[英] Convert a list of "dictionary of dictionaries" to a dataframe
I have a list of "dictionary of dictionaries" that looks like this:
lis = [{'Health and Welfare Plan + Change Notification': {'evidence_capture': 'null',
'test_result_justification': 'null',
'latest_test_result_date': 'null',
'last_updated_by': 'null',
'test_execution_status': 'Not Started',
'test_result': 'null'}},
{'Health and Welfare Plan + Computations': {'evidence_capture': 'null',
'test_result_justification': 'null',
'latest_test_result_date': 'null',
'last_updated_by': 'null',
'test_execution_status': 'Not Started',
'test_result': 'null'}},
{'Health and Welfare Plan + Data Agreements': {'evidence_capture': 'null',
'test_result_justification': 'Due to the Policy',
'latest_test_result_date': '2019-10-02',
'last_updated_by': 'null',
'test_execution_status': 'In Progress',
'test_result': 'null'}},
{'Health and Welfare Plan + Data Elements': {'evidence_capture': 'null',
'test_result_justification': 'xxx',
'latest_test_result_date': '2019-10-02',
'last_updated_by': 'null',
'test_execution_status': 'In Progress',
'test_result': 'null'}},
{'Health and Welfare Plan + Data Quality Monitoring': {'evidence_capture': 'null',
'test_result_justification': 'xxx',
'latest_test_result_date': '2019-08-09',
'last_updated_by': 'null',
'test_execution_status': 'Completed',
'test_result': 'xxx'}},
{'Health and Welfare Plan + HPU Source Reliability': {'evidence_capture': 'null',
'test_result_justification': 'xxx.',
'latest_test_result_date': '2019-10-02',
'last_updated_by': 'null',
'test_execution_status': 'In Progress',
'test_result': 'null'}},
{'Health and Welfare Plan + Lineage': {'evidence_capture': 'null',
'test_result_justification': 'null',
'latest_test_result_date': 'null',
'last_updated_by': 'null',
'test_execution_status': 'Not Started',
'test_result': 'null'}},
{'Health and Welfare Plan + Metadata': {'evidence_capture': 'null',
'test_result_justification': 'Valid',
'latest_test_result_date': '2020-07-02',
'last_updated_by': 'null',
'test_execution_status': 'Completed',
'test_result': 'xxx'}},
{'Health and Welfare Plan + Usage Reconciliation': {'evidence_capture': 'null',
'test_result_justification': 'Test out of scope',
'latest_test_result_date': '2019-10-02',
'last_updated_by': 'null',
'test_execution_status': 'In Progress',
'test_result': 'null'}}]
I would like to convert the list into a dataframe that looks like this:
evidence_capture last_updated_by latest_test_result_date test_execution_status test_result test_result_justification test_category
Change Notification null null null Not Started null null Health and Welfare Plan
Computations null null null Not Started null null Health and Welfare Plan
Data Agreements null null 2019-10-02 In Progress null Due to the Policy Health and Welfare Plan
Data Elements null null 2019-10-02 In Progress null xxx Health and Welfare Plan
Data Quality Monitoring null null 2019-08-09 Completed xxx xxx Health and Welfare Plan
HPU Source Reliability null null 2019-10-02 In Progress null xxx. Health and Welfare Plan
Lineage null null null Not Started null null Health and Welfare Plan
Metadata null null 2020-07-02 Completed xxx Valid Health and Welfare Plan
Usage Reconciliation null null 2019-10-02 In Progress null Test out of scope Health and Welfare Plan
My code to build the dataframe is using a for-loop to concat the records column by column. After that to process the column names, and then transpose it. The final output would have the repeated string "Health and Welfare Plan" removed from each row index, but appended as a new column.

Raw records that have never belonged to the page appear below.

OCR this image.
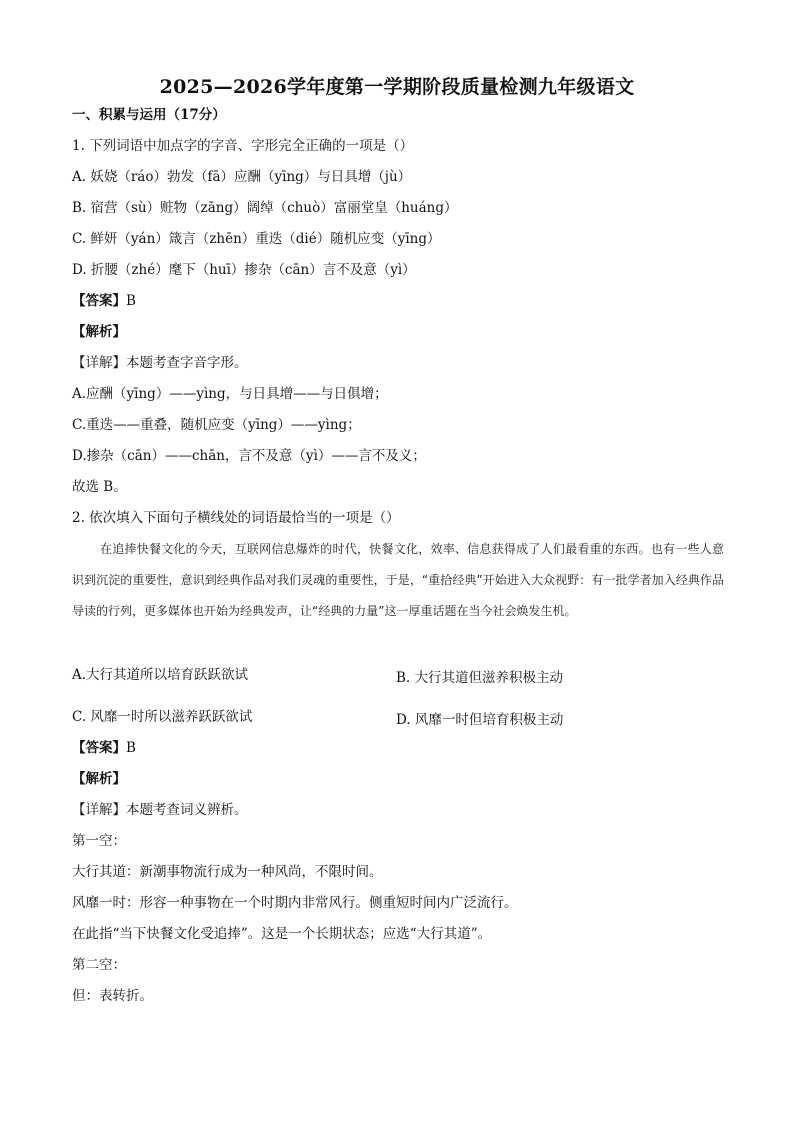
2025—2026学年度第一学期阶段质量检测九年级语文
一、积累与运用（17分）
1. 下列词语中加点字的字音、字形完全正确的一项是（）
A. 妖娆（ráo）勃发（fā）应酬（yīng）与日具增（jù）
B. 宿营（sù）赃物（zāng）阔绰（chuò）富丽堂皇（huáng）
C. 鲜妍（yán）箴言（zhēn）重迭（dié）随机应变（yīng）
D. 折腰（zhé）麾下（huī）掺杂（cān）言不及意（yì）
【答案】B
【解析】
【详解】本题考查字音字形。
A.应酬（yīng）——yìng，与日具增——与日俱增；
C.重迭——重叠，随机应变（yīng）——yìng；
D.掺杂（cān）——chān，言不及意（yì）——言不及义；
故选 B。
2. 依次填入下面句子横线处的词语最恰当的一项是（）
在追捧快餐文化的今天，互联网信息爆炸的时代，快餐文化，效率、信息获得成了人们最看重的东西。也有一些人意识到沉淀的重要性，意识到经典作品对我们灵魂的重要性，于是，“重拾经典”开始进入大众视野：有一批学者加入经典作品导读的行列，更多媒体也开始为经典发声，让“经典的力量”这一厚重话题在当今社会焕发生机。
A.大行其道所以培育跃跃欲试	B. 大行其道但滋养积极主动
C. 风靡一时所以滋养跃跃欲试	D. 风靡一时但培育积极主动
【答案】B
【解析】
【详解】本题考查词义辨析。
第一空：
大行其道：新潮事物流行成为一种风尚，不限时间。
风靡一时：形容一种事物在一个时期内非常风行。侧重短时间内广泛流行。
在此指“当下快餐文化受追捧”。这是一个长期状态；应选“大行其道”。
第二空：
但：表转折。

df3 = pd.DataFrame(lis[0])
for i in range(1, len(lis)):
df3 = pd.concat([df3, pd.DataFrame(lis[i])], axis=1)
df3.columns = [col.split(' + ')[1] for col in df3.columns]
df3 = df3.T
df3['test_category'] = 'Health and Welfare Plan'
print(df3)
The code is able to produce the final output, but using "expensive" functions of both for-loop and dataframe concat. So I was wondering if there is a better way to output the same results?